Jayanta Roy, Senior Vice President & Group Head of Corporate Sector Ratings, ICRA, commented on the projections, stating, “Despite the increase in cotton yarn volumes, ICRA expects the operating income of Indian cotton spinning companies to decline by 9-10% and operating margins to shrink by 200-240 bps in FY2024 amid a significant drop in realization and lower gross contribution levels. Nevertheless, in-house power generation capacities recently added by select players are likely to alleviate margin pressures in the medium term.”

Cotton yarn exports typically constitute around 25-35% of India’s cotton yarn production, with the remaining portion serving the domestic market. After a steep 53% decline in cotton yarn exports in FY2023, there has been a reversal in the current fiscal year. In the first seven months of FY2024, overall yarn export volumes grew by approximately 142% on a year-on-year basis.
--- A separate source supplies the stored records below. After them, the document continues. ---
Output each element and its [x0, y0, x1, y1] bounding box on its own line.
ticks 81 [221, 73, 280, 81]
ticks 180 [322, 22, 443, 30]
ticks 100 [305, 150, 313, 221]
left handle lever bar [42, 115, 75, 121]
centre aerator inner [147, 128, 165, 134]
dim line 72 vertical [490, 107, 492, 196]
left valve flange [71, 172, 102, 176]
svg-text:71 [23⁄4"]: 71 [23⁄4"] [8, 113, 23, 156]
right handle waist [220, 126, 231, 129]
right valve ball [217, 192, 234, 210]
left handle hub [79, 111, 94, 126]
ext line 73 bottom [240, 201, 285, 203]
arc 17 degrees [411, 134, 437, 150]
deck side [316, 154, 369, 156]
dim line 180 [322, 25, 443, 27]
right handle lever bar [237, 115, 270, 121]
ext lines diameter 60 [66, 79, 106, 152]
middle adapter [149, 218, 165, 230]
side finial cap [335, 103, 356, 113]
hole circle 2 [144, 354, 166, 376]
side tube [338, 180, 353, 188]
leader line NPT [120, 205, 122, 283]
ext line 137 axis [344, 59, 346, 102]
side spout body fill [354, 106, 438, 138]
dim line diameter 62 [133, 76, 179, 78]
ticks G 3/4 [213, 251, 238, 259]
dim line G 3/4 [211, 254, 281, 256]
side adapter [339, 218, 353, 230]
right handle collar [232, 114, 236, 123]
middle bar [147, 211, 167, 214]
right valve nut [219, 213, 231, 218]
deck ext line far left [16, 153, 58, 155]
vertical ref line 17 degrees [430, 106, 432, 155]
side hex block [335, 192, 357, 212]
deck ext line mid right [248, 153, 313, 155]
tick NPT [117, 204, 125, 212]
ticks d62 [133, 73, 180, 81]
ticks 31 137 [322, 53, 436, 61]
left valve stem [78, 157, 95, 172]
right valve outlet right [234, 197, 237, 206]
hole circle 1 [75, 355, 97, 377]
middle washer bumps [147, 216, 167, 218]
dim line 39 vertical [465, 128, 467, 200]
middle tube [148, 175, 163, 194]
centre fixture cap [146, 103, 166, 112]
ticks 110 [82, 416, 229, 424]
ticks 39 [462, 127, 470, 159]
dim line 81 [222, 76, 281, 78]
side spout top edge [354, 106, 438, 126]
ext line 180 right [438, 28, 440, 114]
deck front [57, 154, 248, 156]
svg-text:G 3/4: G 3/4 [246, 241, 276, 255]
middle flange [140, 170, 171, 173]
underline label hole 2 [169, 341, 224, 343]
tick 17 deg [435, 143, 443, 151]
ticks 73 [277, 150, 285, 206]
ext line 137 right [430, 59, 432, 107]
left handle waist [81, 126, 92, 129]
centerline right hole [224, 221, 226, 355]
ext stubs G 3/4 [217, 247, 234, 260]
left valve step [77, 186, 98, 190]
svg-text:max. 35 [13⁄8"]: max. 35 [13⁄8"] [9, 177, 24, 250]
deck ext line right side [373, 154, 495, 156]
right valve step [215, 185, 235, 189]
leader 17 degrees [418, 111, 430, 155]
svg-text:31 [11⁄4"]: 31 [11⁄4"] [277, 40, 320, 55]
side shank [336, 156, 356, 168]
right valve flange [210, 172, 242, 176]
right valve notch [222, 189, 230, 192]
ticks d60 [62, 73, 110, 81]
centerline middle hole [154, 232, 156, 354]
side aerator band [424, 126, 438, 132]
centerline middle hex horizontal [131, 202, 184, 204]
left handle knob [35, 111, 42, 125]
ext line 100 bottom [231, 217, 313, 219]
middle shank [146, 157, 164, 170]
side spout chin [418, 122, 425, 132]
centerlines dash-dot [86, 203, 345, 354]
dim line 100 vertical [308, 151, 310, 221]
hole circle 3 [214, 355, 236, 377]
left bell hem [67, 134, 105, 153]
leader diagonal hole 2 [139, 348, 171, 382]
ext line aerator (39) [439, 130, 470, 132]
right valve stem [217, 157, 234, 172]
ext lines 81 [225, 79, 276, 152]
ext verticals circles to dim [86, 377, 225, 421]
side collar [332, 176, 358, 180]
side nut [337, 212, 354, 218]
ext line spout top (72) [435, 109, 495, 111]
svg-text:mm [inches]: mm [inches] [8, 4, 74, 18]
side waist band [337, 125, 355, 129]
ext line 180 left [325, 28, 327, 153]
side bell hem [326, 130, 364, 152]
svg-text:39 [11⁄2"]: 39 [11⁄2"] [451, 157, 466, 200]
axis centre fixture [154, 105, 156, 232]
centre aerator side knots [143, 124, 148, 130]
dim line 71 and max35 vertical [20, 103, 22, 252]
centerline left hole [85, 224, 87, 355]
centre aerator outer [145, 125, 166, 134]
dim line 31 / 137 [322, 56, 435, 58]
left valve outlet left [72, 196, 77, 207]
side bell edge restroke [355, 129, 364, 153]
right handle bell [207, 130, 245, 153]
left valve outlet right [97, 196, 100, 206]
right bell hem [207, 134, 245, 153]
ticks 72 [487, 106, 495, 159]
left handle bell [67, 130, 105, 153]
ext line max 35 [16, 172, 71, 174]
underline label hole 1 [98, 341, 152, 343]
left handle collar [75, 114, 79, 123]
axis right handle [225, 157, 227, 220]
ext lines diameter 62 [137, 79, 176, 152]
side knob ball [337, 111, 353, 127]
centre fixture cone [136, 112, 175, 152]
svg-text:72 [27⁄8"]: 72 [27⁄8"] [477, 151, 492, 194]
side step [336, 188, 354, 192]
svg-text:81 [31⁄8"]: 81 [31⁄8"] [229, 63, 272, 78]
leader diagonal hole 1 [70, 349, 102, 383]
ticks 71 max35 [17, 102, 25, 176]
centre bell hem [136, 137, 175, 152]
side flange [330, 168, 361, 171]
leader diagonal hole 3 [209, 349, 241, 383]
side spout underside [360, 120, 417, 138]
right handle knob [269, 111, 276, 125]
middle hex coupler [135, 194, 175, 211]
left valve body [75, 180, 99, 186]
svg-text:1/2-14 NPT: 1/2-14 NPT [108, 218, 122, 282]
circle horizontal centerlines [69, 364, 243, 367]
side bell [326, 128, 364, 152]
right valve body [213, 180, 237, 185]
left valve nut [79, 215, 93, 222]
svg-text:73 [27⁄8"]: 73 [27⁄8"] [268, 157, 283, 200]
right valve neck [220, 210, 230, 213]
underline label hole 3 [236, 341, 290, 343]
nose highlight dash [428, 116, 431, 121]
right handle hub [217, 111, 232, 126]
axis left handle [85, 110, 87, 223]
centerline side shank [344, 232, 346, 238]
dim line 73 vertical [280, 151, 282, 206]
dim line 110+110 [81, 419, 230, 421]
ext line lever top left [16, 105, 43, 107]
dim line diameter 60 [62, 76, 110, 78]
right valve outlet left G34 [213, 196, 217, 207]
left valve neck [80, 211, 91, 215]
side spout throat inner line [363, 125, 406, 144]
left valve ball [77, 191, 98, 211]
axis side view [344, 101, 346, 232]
The share of exports in the overall production increased from 19% in FY2023 to around 33% in 7M FY2024, with Bangladesh, China, and Vietnam accounting for approximately 60% of these exports.

While domestic cotton prices reached a lifetime high in H1 FY2023, they steadily declined in H2 FY2023. For the first nine months of FY2024, prices further decreased by around 25%, attributed to a weak operating environment. The Textile Commissioner’s office estimates a 6% reduction in domestic cotton production for CY2024 due to a decrease in sown area amid uneven rainfall.

ICRA expects cotton yarn prices to remain soft for the remainder of FY2024 and increase marginally in FY2025 as demand from downstream companies picks up. Despite a decline in gross contribution margins in 9M FY2024 compared to FY2023, ICRA estimates cotton yarn gross contribution to contract in FY2024 over FY2023 levels.

The report anticipates a decline in cash accruals for spinners in FY2024, but a corresponding decrease in borrowings due to lower capital expenditure and working capital requirements. The industry’s capital structure is expected to improve marginally in FY2024, with the total outside liabilities/tangible net worth ratio estimated at ~0.5 times.

Roy concluded by stating, “The industry had undertaken high debt-funded capex in FY2022 and FY2023, partly due to the deferment of major capital expenses in the Covid period (FY2020-21). Due to weak domestic demand and lower realizations in FY2024, the spinners have halted major capex plans in the near term. ICRA, however, expects a marginal pick-up in capex announcements for FY2025, driven by modernization requirements of machinery, flow of demand from the China Plus One scheme, and improvement in domestic demand from downstream apparel companies.”